Seeing that far ahead is a challenge. Firstly because, to quote the father of the atom, Niels Bohr, prediction is very difficult, especially if it’s about the future. And also because AI is still in its infancy and no one really knows which way the technology will go. But it was possible in 1996 to look at the early internet and see the implications of a network, global communications system for catalogue shopping, even if you didn’t know very much about how the technology worked – we were doing it at Wired in the early 1990s, I know because I was there. So it is equally possible to look at AI today, in 2024, and see that the technology provides an unprecedentedly straightforward way to apprehend and combine data from previously very separate silos, interact with software and data using natural language (a transition like that of the touchscreen, which allowed us to interact with software and data by touching it) and trigger and control actions from multiple agents capable of acting with varying degrees of autonomy in the face of uncertainty, both within our devices (see Apple Intelligence) and beyond them (bots, drones, driverless cars).

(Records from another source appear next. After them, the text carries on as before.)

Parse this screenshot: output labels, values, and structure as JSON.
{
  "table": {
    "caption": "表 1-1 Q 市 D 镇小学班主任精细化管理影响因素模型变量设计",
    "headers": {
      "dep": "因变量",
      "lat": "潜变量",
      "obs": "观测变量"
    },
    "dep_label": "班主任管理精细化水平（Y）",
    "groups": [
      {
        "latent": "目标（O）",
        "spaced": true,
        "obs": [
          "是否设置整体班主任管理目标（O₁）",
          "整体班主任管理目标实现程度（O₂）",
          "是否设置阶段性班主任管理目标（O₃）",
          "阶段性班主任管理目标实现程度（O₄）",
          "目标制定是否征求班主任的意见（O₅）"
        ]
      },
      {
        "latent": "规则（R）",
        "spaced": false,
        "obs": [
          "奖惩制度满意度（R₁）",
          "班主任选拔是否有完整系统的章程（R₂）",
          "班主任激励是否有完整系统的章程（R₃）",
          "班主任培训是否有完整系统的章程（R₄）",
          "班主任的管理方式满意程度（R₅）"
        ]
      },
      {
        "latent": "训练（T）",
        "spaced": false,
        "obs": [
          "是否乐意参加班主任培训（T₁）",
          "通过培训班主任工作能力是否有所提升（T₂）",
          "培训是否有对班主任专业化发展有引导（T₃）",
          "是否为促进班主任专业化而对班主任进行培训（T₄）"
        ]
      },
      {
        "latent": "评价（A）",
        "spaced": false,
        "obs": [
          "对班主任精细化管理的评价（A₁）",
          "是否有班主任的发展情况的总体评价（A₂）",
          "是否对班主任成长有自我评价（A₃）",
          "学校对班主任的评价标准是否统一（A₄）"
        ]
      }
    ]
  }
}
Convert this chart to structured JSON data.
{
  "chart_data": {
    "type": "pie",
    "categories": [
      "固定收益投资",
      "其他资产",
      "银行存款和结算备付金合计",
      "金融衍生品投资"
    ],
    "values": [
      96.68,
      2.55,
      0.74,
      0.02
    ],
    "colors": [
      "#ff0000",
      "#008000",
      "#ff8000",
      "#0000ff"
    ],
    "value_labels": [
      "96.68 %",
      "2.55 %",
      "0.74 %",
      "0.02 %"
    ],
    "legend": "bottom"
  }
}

What this means for you depends on the business you’re in, but what it will mean is that there will be the opportunity in the next few years to use this technology to do things that you – and no one in your sector – has done before, and open up new markets in the process.
We should think about AI, then, as the ultimate transformation project. It’s a project that starts with thorough data mapping, data governance, cyber security and information management. It then continues with data architecture, systems design, AI governance and staff education and training. Along the way, if you get to do somethings cheaper and some things better, that will be a win, but attempts to achieve these things should be seen as part of the transformation process, a way of driving, sand-boxing and stress-testing it, not as ends in themselves. What is most important is that you try these things, learn from them, and feed that learning back into your systems, because only that way will you be have a chance of chasing the biggest opportunities presented by AI, when they arrive. Even if you don’t know quite what they are, yet.